You see, we are a country of words and speeches and promises. We looooooove long speeches. We love listening to them and quoting them. SA is burning and, instead of taking focused and decisive action, we have become a debating society.

The political year started with the funeral of Archbishop Emeritus Desmond Mpilo Tutu on New Year’s Day. The best way to honour him, I heard some of our leaders say, is to follow in his footsteps and act in the pro-poor fashion he did. Their words were forgotten the minute the ceremony was concluded. Have you seen any act of leadership from our political class that in any way reminds you of the courage of Tutu?

In the same week, the ANC celebrated its 110th birthday. More words, more speeches, more promises were made. As the various fleets of ANC luminaries rolled into Polokwane, the first of the Zondo commission’s three-part report was released.

Now, if there is anything that did not require more words it is the commission’s report. It encapsulates years of words. What it needs is simple: arrest and prosecute the perpetrators of state capture. Sadly, I don’t think we are going to see prosecutions arising from that report.

The month has seen the ANC’s NEC have its regular meetings and a lekgotla. Cabinet has just finished its own lekgotla. Various reports are cluttering the president’s desk.

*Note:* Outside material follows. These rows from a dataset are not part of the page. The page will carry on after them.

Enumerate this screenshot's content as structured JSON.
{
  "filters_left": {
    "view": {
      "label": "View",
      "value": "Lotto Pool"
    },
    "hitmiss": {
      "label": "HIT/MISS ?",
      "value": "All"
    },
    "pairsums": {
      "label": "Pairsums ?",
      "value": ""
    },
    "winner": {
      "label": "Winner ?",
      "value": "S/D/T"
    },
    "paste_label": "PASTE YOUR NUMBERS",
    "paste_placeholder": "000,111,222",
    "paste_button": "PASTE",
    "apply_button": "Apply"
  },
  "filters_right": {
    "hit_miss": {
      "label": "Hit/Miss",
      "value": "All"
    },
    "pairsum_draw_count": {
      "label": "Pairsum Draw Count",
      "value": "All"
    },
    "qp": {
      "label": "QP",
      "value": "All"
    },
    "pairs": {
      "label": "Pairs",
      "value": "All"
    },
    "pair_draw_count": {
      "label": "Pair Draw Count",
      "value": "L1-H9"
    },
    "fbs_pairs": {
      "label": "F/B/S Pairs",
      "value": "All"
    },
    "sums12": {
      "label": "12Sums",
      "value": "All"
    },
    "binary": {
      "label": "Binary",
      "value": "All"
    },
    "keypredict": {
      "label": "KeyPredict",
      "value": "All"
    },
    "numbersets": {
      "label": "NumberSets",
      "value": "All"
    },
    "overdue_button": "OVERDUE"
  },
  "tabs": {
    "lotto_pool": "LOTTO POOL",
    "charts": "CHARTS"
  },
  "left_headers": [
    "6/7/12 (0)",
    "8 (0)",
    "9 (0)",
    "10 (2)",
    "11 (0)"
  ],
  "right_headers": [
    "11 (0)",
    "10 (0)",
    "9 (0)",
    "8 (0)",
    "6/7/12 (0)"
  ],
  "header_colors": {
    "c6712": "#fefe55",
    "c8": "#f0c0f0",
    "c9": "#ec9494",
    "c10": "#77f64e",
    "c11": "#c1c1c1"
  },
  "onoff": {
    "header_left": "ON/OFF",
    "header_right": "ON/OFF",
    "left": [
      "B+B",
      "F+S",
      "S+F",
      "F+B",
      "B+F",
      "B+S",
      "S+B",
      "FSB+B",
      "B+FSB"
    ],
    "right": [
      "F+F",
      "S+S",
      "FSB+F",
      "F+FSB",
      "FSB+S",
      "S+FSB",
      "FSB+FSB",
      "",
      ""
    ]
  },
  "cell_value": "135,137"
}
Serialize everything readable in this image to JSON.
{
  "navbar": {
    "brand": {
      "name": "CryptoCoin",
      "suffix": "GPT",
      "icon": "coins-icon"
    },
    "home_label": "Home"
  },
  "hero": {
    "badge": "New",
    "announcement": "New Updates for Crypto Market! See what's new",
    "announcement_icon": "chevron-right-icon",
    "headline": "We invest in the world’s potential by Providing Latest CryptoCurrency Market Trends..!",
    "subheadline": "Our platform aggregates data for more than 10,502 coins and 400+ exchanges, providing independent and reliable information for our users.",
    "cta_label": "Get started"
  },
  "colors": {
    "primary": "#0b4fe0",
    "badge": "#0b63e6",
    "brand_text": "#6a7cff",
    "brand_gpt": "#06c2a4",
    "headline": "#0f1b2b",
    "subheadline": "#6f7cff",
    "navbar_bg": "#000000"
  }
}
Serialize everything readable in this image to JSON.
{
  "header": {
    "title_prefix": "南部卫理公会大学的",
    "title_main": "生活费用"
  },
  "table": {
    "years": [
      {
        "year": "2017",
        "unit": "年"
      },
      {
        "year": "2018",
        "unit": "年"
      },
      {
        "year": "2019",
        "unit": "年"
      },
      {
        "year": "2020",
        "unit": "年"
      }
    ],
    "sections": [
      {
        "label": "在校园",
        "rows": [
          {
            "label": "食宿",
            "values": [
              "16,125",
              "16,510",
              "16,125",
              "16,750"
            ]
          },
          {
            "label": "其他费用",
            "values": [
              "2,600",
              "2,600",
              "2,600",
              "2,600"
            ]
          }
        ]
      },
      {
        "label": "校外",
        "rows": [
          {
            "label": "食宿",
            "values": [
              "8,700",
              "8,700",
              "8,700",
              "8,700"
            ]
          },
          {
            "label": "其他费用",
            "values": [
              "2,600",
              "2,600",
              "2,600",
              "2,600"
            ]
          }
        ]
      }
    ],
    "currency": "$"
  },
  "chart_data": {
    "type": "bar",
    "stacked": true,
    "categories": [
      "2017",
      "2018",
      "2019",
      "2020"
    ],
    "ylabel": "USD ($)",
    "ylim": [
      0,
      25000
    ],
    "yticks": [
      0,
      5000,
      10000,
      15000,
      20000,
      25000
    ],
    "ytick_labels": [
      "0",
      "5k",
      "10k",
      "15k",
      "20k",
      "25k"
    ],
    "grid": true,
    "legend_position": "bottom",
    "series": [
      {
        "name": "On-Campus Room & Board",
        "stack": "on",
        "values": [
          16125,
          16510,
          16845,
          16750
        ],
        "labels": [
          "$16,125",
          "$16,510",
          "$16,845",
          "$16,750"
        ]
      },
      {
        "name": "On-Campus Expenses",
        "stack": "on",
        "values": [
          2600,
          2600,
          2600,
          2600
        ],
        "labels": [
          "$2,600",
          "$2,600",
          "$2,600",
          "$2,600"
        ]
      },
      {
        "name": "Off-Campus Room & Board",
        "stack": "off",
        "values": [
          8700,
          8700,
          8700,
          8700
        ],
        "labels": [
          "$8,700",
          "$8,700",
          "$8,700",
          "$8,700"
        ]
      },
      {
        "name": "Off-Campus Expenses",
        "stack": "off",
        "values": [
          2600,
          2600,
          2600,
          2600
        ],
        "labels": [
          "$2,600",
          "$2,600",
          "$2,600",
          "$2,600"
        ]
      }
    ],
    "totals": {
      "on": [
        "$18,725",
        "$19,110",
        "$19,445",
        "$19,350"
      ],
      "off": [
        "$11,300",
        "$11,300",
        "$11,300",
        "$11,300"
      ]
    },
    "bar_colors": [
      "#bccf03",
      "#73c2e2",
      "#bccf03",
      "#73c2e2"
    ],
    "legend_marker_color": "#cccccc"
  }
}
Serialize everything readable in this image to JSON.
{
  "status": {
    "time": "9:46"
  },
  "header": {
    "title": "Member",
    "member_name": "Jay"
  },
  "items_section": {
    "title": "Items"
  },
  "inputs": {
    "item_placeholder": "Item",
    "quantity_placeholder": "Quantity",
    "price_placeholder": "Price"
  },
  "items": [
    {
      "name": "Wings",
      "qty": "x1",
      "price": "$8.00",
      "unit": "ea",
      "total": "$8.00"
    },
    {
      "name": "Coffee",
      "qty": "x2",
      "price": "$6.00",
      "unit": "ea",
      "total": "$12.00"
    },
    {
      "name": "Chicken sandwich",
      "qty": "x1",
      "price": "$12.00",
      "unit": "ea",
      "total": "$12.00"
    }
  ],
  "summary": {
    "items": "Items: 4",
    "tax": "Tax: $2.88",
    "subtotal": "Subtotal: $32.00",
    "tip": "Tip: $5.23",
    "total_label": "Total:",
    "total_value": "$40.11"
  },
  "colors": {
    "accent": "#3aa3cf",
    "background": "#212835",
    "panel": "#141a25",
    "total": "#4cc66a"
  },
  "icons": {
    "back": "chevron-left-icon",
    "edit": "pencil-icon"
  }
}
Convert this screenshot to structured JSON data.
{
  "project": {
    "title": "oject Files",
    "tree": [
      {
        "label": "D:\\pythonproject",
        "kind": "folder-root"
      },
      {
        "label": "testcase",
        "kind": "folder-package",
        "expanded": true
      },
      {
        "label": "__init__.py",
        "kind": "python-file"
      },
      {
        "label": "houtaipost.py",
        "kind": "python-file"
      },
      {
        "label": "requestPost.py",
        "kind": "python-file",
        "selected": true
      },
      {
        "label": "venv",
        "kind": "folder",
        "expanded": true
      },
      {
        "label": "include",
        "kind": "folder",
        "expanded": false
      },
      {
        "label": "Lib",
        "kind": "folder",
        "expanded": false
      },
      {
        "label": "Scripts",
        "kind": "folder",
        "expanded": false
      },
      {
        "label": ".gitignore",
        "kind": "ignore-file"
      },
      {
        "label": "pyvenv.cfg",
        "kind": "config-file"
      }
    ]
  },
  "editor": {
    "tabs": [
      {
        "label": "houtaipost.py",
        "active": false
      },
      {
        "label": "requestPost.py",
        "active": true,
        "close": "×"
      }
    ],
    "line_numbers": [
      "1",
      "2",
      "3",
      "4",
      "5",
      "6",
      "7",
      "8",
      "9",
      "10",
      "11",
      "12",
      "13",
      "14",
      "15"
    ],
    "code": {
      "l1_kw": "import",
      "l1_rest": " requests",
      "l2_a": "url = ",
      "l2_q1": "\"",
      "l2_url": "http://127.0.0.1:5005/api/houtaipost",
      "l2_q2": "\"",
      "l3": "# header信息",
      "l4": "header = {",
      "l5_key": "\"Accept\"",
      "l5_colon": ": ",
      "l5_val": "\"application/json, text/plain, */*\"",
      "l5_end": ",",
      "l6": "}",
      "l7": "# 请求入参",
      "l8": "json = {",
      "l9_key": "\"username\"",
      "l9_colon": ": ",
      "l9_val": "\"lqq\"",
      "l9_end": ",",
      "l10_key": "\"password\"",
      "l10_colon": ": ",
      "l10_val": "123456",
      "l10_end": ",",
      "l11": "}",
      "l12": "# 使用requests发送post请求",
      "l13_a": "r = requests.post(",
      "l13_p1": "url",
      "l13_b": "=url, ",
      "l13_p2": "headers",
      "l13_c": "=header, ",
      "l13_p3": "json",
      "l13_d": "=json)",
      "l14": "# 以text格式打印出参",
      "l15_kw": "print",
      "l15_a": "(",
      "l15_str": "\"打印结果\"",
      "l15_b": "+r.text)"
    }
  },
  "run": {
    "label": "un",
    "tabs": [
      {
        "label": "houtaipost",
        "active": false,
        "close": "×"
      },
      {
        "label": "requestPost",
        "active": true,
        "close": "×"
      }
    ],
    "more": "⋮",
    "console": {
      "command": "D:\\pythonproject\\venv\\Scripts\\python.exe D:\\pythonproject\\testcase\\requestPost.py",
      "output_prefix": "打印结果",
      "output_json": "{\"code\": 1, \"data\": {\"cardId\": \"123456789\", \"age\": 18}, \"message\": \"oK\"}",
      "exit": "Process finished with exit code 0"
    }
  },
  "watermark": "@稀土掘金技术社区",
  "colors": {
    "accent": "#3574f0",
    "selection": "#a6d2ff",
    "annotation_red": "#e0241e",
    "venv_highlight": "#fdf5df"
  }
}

Next month we are going to be hit with the state of the nation address, parliamentary debates on the speech, plus the budget speech. I dread to even speculate about how many times the phrase “we will ...” shall be employed. No one will bother to update us on what our leaders said they would do last year, let alone in 2019 when this administration was sworn in.

What is to be done? I humbly suggest that we insist that no speeches are delivered by our leaders unless they contain at least 10 points of “we have done x, y, z ...”

As you can see, I’m still a dreamer.